Adding structured concurrency to JavaScript

11 points by bakkot


manuel

Related: https://lobste.rs/s/fedhvm/await_event_horizon_javascript

jonathannen

I think I was getting hung up on controller.wrap(promise) alternative, and had to mentally rewrite it in terms of allSettled to get my head around it.

That helped me see the distinction a bit better: for the "known batch of promises" case, allSettled gets surprisingly close, but the broader thing being aimed at here is scope-owned shutdown rather than just result aggregation (if I read that correctly)?

Also, I learned await using existed, so this was educational on multiple fronts.

Johz

This is a cool set of ideas. I agree that there needs to be a better way of combining using and abort signals, and just generally tighter integration of Disposable with existing browser APIs.

I've tried in my own projects an approach where I've mostly avoided abort signals and concentrated on using Disposable/AsyncDisposable everywhere, but ultimately this fails as soon as you hit promises. Because promises don't have any native cancellation system, if you want to dispose of a promise, you need some sort of out-of-band cancellation mechanism, and while you can put something together with disposable wrappers, ultimately you're just reinventing abort signals. So any system that links abort signals and disposables seems sensible to me.

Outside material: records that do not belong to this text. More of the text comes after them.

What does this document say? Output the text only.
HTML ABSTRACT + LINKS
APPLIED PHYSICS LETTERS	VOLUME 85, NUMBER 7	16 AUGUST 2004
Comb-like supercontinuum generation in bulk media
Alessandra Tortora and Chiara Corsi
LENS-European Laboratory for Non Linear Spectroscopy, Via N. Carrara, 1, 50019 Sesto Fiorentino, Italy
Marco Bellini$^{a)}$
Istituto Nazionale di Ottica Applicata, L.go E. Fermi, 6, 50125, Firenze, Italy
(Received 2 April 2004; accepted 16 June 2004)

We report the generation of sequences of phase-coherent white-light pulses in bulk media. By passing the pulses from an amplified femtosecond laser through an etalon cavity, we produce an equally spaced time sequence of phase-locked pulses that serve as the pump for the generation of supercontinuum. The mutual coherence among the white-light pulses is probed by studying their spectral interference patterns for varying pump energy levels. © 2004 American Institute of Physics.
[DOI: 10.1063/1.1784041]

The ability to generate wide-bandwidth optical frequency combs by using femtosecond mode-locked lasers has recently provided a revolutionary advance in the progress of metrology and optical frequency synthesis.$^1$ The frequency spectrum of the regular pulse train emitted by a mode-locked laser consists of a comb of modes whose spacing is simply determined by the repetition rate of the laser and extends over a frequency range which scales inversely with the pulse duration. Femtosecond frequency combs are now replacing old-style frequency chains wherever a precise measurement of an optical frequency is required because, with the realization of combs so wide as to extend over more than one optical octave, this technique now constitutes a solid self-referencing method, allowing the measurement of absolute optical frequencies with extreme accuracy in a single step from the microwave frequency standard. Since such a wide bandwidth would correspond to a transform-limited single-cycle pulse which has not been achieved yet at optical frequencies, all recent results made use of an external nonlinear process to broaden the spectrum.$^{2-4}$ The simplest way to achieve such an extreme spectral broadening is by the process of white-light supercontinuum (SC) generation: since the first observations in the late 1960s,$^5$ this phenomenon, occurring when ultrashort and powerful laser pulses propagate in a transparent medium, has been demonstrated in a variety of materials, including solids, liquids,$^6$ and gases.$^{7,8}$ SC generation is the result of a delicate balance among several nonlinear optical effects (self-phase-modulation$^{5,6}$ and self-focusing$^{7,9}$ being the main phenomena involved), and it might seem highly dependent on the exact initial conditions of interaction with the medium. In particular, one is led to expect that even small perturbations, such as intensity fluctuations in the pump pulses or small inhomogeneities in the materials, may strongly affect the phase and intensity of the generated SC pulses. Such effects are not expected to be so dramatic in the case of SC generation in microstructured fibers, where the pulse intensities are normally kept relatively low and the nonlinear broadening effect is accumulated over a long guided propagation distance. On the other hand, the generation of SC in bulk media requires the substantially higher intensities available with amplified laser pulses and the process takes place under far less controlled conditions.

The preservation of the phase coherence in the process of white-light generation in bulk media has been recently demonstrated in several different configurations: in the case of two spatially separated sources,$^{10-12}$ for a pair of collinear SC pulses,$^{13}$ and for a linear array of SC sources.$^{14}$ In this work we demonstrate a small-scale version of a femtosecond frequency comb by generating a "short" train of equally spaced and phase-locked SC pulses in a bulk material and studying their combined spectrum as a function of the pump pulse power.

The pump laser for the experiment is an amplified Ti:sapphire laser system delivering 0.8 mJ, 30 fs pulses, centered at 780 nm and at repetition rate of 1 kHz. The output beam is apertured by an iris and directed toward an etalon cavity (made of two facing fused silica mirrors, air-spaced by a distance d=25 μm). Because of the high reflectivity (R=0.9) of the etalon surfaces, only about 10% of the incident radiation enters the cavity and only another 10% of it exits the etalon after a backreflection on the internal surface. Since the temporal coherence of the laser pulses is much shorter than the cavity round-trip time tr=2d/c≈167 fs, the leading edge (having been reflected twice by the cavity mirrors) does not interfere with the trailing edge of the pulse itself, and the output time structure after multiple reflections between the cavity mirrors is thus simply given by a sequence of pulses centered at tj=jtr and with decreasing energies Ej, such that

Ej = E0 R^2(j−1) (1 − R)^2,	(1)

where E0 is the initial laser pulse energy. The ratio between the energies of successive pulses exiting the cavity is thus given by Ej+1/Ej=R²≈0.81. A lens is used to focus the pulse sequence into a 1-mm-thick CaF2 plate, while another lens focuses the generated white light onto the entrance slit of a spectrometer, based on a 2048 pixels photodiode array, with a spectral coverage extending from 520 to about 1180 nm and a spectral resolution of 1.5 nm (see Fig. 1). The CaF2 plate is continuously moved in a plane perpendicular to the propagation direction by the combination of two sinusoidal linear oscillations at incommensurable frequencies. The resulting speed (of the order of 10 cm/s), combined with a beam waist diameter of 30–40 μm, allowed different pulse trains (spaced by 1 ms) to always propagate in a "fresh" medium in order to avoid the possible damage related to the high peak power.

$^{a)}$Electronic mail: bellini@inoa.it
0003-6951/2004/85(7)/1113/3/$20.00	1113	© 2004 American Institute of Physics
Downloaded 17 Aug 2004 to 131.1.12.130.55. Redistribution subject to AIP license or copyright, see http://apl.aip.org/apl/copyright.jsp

I think concentrating on the Promise.map/.race methods makes a lot of sense. In my experience, these are currently difficult functions to use because of the numerous cancellation hazards that can occur, especially .race because the whole point of that function is that most of the promises passed in should not run to completion, and yet the naive approach means that they all will. I agree that adding Promise.raceButWithABetterAPI probably isn't the best approach, but I think thinking about what the average .race call would look like is a good test of whether new APIs are ergonomic to use.